There is no simple answer to defining sports. The history of the word sport can be traced back to Ancient Greece, when it came to being called Association Football or Greek Sports (a play on the term ‘gammon’). The very idea of a contest between two evenly matched teams was alien to the earliest Romans, who preferred a more physically active life. But over the years the idea of sport itself has become rooted in both physical and social factors, making sport an integral part of all cultures around the world today.
The first major sport to gain global recognition was basketball, with its long tradition of Association Basketball, now played in over 120 countries. Basketball has evolved from a humble pastime to an enormous passion, with thousands of worldwide fans and a daily dose of commentary and analysis in almost every country. And with this fan base came widespread exposure, with TV coverage spreading the sport to millions of homes and changing the face of global sports reporting altogether. Television channels dedicated to Association Football and its games have been counted among the biggest sports stories of the century, with ESPN in the US and Sky Sports in the UK covering almost every international tournament.
Association Football enjoys huge popularity in North America where it is second only behind football in terms of television coverage. In the UK, too, Association Football is a hugely popular sport, with the National Football League (NFL) bringing in record ratings for the past three decades. Football on television and radio in the UK has become a massive business, with a variety of sports channels dedicated to coverage of live matches. A typical Saturday afternoon in the UK may see more than forty different sports programmes being aired live, making it one of the most unpredictable sports stories of any time of day. The huge global following for the game means that, even in non-English speaking nations, people can follow Association Football and enjoy a truly international sporting occasion.

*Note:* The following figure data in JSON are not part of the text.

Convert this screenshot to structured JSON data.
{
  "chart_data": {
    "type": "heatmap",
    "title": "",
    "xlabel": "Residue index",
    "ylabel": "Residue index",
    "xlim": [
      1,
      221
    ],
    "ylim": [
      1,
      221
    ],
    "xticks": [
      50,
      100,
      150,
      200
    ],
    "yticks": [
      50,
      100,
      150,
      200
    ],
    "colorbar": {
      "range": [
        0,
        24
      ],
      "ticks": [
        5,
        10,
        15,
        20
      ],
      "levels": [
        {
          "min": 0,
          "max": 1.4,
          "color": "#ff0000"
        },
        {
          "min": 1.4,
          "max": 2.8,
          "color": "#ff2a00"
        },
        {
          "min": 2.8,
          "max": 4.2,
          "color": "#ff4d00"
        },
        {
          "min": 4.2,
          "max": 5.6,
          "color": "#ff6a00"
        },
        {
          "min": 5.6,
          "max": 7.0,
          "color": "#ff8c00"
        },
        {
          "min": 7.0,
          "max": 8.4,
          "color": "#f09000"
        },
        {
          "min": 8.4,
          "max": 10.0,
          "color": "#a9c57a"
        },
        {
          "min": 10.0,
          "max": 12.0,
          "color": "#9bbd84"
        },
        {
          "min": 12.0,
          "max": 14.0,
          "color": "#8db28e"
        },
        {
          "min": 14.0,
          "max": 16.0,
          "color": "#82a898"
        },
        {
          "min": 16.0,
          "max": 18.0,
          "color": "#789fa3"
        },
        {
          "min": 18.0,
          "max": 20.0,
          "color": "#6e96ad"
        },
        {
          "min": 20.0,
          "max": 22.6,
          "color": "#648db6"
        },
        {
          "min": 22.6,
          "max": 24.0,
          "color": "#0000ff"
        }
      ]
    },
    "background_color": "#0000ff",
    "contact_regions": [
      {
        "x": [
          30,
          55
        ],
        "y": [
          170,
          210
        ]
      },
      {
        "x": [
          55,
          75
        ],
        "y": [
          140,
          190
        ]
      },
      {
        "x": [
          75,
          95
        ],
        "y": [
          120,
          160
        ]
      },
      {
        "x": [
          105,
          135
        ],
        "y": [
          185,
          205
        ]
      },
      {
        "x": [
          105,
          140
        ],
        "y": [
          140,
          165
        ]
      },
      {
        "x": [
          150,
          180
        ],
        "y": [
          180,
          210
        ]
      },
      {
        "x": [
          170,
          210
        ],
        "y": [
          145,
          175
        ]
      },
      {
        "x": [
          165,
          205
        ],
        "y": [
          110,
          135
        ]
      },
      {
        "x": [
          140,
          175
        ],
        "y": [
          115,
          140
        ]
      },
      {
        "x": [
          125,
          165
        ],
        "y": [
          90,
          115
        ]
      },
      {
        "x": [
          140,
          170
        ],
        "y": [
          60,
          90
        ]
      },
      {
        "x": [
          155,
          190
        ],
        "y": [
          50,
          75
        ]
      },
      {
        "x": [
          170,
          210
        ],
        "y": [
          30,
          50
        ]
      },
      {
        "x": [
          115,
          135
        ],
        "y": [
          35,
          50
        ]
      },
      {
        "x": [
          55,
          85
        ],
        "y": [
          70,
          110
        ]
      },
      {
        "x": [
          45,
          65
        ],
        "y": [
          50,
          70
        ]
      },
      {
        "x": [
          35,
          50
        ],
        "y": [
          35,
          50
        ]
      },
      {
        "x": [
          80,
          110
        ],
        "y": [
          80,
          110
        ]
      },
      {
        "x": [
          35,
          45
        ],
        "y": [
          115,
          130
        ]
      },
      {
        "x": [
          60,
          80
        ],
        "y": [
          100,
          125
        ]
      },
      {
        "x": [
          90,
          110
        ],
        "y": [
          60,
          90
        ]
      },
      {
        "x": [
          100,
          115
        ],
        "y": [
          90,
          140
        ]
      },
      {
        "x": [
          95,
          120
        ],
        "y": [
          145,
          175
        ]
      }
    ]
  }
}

International football is also spread around the world through association football and its own unique history and the World Cup tournament. Each World Cup brings a different sporting culture to the surface of competition, with extra spice added through disciplinary issues, controversial refereeing decisions and fan unrest. The popularity of this tournament means that it is now second only to the NFL in terms of revenue generated, giving it the potential to overtake football as the single biggest source of income for governing bodies. The World Cup is also the catalyst for much larger tournaments such as the Olympic Games, making it even more important that governing bodies promote the sport so that it can be enjoyed by as many people as possible. Promoting sports events can have a profound effect on children’s attitudes towards health, fitness and even social justice – making it an important area to work in if you are aiming to influence young people’s attitudes towards the world, sport and life in general.
Despite the growth of world cup and the exponential increase in the number of football games being played, the governance of sporting events is still relatively weak. One of the few areas that is consistently regulated is the introduction of a four corner kick, which has the purpose of allowing players to hit the ball from two directions at once. This is designed to encourage fair play and eliminate kick-abouts, although this kind of action has sometimes led to unfortunate consequences. The introduction of a system whereby the fourth corner kick is no longer compulsory will hopefully ensure fair competition throughout the game.